The state attorney general is investigating a lawmaker-run charity — and wants to quiz a NYC judge — for repeatedly failing in its mission to give out scholarships to needy minority students.
The AG’s office recently issued subpoenas in its civil probe of the New York State Association of Black and Puerto Rican Legislators, a source with knowledge of the investigation told The Post.
Among those served last week was newly elected Civil Court Judge Michele Titus, a former Democratic Queens Assemblywoman who chaired the non-profit in 2016 and 2017.
Thompson & Co., a Brooklyn accounting firm that has worked on the charity’s federal tax filings in the past, confirmed it also received a subpoena requesting documents on the Albany-based non-profit.
The charity, established in 1985, was set up “to empower African American and Latino youth through education and youth leadership initiatives,” according to the majority of its public filings.
But its latest Dec. 31 filing, coming after multiple exposés of its scholarship malfeasance in The Post and Albany Times Union in the past few years, comes with a different mission statement, barely mentioning minority youth or education. Now it’s “dedicated to engaging New York State residents in dialogue” mostly at the workshops and forums the non-profit sponsors at its annual party.

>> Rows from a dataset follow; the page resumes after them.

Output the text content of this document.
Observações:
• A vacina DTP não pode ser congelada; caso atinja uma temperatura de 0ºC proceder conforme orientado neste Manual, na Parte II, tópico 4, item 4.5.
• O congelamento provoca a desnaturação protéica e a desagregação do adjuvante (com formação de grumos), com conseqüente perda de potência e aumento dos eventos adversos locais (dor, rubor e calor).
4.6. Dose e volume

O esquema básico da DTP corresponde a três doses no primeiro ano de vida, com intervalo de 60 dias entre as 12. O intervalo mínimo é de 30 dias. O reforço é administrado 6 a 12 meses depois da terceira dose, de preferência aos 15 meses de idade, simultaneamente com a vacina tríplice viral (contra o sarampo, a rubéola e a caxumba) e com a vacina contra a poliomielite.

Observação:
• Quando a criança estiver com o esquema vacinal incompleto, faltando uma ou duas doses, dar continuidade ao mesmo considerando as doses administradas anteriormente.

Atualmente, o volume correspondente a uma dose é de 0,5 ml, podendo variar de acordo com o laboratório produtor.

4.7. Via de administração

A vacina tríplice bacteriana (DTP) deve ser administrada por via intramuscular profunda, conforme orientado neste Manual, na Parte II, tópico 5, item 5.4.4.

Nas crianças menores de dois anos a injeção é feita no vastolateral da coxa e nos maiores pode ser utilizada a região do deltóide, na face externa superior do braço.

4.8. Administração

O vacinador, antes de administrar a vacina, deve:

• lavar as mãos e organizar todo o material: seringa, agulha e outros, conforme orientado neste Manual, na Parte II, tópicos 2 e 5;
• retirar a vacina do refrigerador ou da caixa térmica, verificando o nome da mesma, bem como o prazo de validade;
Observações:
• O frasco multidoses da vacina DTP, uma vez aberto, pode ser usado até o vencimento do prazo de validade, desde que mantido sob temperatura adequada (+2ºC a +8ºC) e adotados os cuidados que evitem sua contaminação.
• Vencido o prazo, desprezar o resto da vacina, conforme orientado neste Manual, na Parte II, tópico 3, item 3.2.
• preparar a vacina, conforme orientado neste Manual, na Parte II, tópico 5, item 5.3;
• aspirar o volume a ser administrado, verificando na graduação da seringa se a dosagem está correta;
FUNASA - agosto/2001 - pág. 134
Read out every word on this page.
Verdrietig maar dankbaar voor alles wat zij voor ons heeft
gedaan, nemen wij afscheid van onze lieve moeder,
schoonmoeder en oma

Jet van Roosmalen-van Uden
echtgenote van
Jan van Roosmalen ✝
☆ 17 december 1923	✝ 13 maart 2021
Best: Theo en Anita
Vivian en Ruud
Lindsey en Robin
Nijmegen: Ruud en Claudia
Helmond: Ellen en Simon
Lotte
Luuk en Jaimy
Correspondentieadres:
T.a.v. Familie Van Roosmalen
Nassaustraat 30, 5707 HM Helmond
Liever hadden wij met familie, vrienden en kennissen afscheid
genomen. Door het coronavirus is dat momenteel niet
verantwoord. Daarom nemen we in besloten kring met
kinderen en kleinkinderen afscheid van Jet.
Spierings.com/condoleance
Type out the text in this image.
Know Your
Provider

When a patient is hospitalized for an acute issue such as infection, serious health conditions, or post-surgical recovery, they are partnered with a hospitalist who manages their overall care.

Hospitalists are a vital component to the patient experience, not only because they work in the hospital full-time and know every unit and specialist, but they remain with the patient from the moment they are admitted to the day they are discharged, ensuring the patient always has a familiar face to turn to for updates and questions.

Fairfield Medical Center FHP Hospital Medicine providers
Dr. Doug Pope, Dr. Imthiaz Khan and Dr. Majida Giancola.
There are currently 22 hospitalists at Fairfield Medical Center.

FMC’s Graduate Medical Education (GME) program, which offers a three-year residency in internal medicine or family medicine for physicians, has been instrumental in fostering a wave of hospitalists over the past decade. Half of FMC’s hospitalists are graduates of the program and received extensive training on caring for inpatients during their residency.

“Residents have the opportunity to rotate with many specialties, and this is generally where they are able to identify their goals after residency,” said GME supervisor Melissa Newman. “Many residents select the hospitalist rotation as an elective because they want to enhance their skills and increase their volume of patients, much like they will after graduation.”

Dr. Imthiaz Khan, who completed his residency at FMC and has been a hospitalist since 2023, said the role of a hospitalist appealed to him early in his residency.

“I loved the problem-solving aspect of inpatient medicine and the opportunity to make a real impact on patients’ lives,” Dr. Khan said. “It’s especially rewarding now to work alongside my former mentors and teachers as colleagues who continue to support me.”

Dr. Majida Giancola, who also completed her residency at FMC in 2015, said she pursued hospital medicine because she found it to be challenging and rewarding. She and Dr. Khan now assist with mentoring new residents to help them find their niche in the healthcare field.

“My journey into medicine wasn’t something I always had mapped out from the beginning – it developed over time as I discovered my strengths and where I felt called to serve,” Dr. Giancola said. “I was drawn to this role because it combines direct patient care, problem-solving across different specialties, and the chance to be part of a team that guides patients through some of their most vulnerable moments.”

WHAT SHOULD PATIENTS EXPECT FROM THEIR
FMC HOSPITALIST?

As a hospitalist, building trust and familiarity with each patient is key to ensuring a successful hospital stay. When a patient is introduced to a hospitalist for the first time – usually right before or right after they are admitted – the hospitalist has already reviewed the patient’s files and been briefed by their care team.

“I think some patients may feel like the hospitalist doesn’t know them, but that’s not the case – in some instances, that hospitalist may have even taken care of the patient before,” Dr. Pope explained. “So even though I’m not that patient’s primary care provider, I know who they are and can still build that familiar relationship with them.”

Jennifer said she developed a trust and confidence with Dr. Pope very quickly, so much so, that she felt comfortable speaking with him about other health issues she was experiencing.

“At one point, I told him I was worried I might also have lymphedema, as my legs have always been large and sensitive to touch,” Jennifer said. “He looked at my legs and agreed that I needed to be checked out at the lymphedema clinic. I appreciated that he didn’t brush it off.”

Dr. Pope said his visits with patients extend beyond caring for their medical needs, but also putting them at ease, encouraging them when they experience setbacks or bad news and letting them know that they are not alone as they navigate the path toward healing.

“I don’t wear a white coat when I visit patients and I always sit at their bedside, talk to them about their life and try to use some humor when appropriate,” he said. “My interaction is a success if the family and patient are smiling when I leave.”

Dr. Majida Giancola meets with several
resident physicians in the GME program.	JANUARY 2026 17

The group typically spends the bulk of its donations to put on a “Caucus Weekend” — three days of workshops, cocktail parties and an annual gala dinner at various venues around Albany. This year a package of tickets for the 49th Annual Legislative Conference, which begins Feb. 14 and includes a craft fair and “Women’s Empowerment Brunch,” sells for $500.
At last year’s Gala Scholarship Dinner, which was attended by The Post, no grants were doled out to students.
The charity raised $751,448 for the fiscal year ending Sept. 30, 2018, according to its latest available tax filing. It spent the bulk of that cash — $521,087 — on “issue-focused workshops,” according to the public filing.
None of that money was spent on scholarships, according to the document.
No scholarships were given out in fiscal years 2015-2016 or 2016-2017, according to filings The Post reviewed and reported on in 2018, despite the group spending six-figures on its annual gala.
Last month, Hank Sheinkopf, a spokesman for the group, told The Post that the charity had recently hired new auditors, and that it had given out tens of thousands of scholarships in the last three years. But the group would only provide first names of recipients or list them as “student.”
The charity, which is now helmed by Brooklyn Assemblywoman Latrice Walker, no longer features two of its longtime board members — former New York City Mayor David Dinkins and former state Comptroller Carl McCall.
“New board members were elected at the Association’s most recent annual board meeting,” said Sheinkopf, who refused to provide any further details. He said that the group had not received a subpoena from the Attorney General Letitia James’ office.
A spokeswoman for James refused comment. Titus did not return The Post’s calls seeking comment.